04/30/2012 - A closer look at the Buccaneers' picks: Round 1/31 - Doug Martin, RB, 5-9, 223, Boise State...Martin is an every-down back that reminds Schiano of Ravens and former Rutgers running back Ray Rice. He should win the starting job over LeGarrette Blount. - The Sports Xchange
During the last three months, NFL scouts admit they studied hard to better appreciate Boise State running back Doug Martin. For his part, Martin admits he has come a long ways in appreciating football in general and the NFL in particular.
It was widely believed that Martin's production at Boise State was due more to sheer will and hard work than it was any innate athletic ability that might help his move up pro football. But after a dazzling performance at the Scouting Combine, it was apparent Martin had the athletic ability to validate his production as a runner, receiver and returner at Boise State.
He impressed scouts at the Senior Bowl in January, and then grabbed their attention at the Indianapolis combine in February (36-inch vertical jump and 10-foot broad jump, 28 reps with 225 pounds on bench press, 4.55 seconds in 40 yards). All this put a different perspective on the 4,885 yards of total offense and 48 touchdowns he accumulated at Boise state -- including 3,431 rushing, 715 receiving and 739 on kickoff returns.
That is impressive for anybody, but especially so for a guy who first honed those skills playing ferocious games of tag with his siblings. He had a radical game that included spins, rolling on the ground, leaping over people and off jungle gyms, and even running through a glass door -- once.
"I was a fan of Jackie Chan, so I was doing all kinds of stuff," Martin explained in an interview last year. "I was crafty."
But he knew nothing about football when he enrolled at St. Mary's High in Stockton, Calif., nine years ago. Tag wasn't a team sport, so he was told to try football. He obliged, but players laughed when he showed up with linemen's shoes and his shoulder pads on wrong.
And when teammates sensed that he wasn't really savvy about football, especially the NFL, they were all over him. He recalled they would tease him by asking questions such as, "Where are the Dolphins?" He also recalls that he answered "Uh, Chicago?"
His teammates eventually stopped laughing when, after he learned a little more about the game, they found out what his siblings knew already. He was hard to tag, let alone tackle. As a junior he rushed for 1,950 yards and 18 touchdowns and was team MVP.
Since then, Martin has learned a lot more about football and, not coincidentally, the NFL has learned much more about him.
So both he and one NFL team will have an enlightened, mutual appreciation later this month when Martin's name is called during the draft, probably in the first or second round.
Inside: Bowling-ball runner between the tackles.
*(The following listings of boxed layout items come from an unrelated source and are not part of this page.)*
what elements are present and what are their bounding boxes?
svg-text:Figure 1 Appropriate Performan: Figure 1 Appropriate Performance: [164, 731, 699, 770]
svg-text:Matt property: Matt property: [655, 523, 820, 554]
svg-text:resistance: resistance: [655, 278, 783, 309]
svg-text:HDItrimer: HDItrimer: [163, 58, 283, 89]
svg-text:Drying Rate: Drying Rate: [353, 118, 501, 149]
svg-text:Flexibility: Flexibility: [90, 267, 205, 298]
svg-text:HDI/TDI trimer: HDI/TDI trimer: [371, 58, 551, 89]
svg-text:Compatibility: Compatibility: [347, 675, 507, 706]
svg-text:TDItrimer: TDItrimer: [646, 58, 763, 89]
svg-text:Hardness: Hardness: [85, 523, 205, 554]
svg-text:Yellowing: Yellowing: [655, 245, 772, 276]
Flashes a burst into and out of the hole. Lowers his pads and delivers a blow into the chest of defenders. Falls forward on nearly every run due to lean. Finds creases with jump-steps and bounces into open on some plays, but buries his head too soon at times. Short build makes it difficult for defenders to find among lineman. Does not always read blocks correctly from pulling guards. Holds ball high and tight when inside. May not be big enough to move piles at the next level, but gets low and gives great effort to pick up short-yardage plays.
Outside: Good acceleration and straight-line speed to break off long runs. Cuts hard to his left and right equally well to avoid hard-charging safeties. Flashes setting up straight-on defender with inside-out cut which freezes them. Strong stiff-arm denies oncoming tacklers. Shows patience on stretch runs, plants foot and accelerates to avoid penetrating defenders or once finding a hole. Does not always move ball to outside hand. Ball gets away from his body when running at full speed; fumbled three times in 2010, twice in 2009 in limited carries. May not break away from NFL defenders as regularly as he did against non-BCS conference competition.
Breaking tackles: Low center of gravity, strong lean, and powerful legs let him bull through arm and shoulder tackles. Good balance to spin off a hit, maintain balance and continue downfield. Lowers pads on contact and churns through cut tackles in space. Cuts quickly and even jump-cuts through traffic and past second-level tacklers. Plays through the whistle.
Blocking: Does not offer much in terms of pass protection. Often subbed out in obvious passing situations, best help for the quarterback is as an outlet receiver. Does not anchor against oncoming blitzers. Poor cut tackler, defenders easily elude him. Lacks height but possesses strength, build and attitude to improve with more coaching.
Receiving: Solid receiver in the flat, capable of running through tackles on the edge to move the chains. Flexible enough to catch passes thrown behind him. Effective on center screens, makes first man miss to get into space. Rarely goes out of bounds (unless time requires), cuts inside tacklers to get extra yardage.
Intangibles: Offensive weapon with defensive mindset. NFL body comes from excellent weight room work ethic. Teammate Matt Slater referred to Martin as a "muscle hamster" due to his compact build.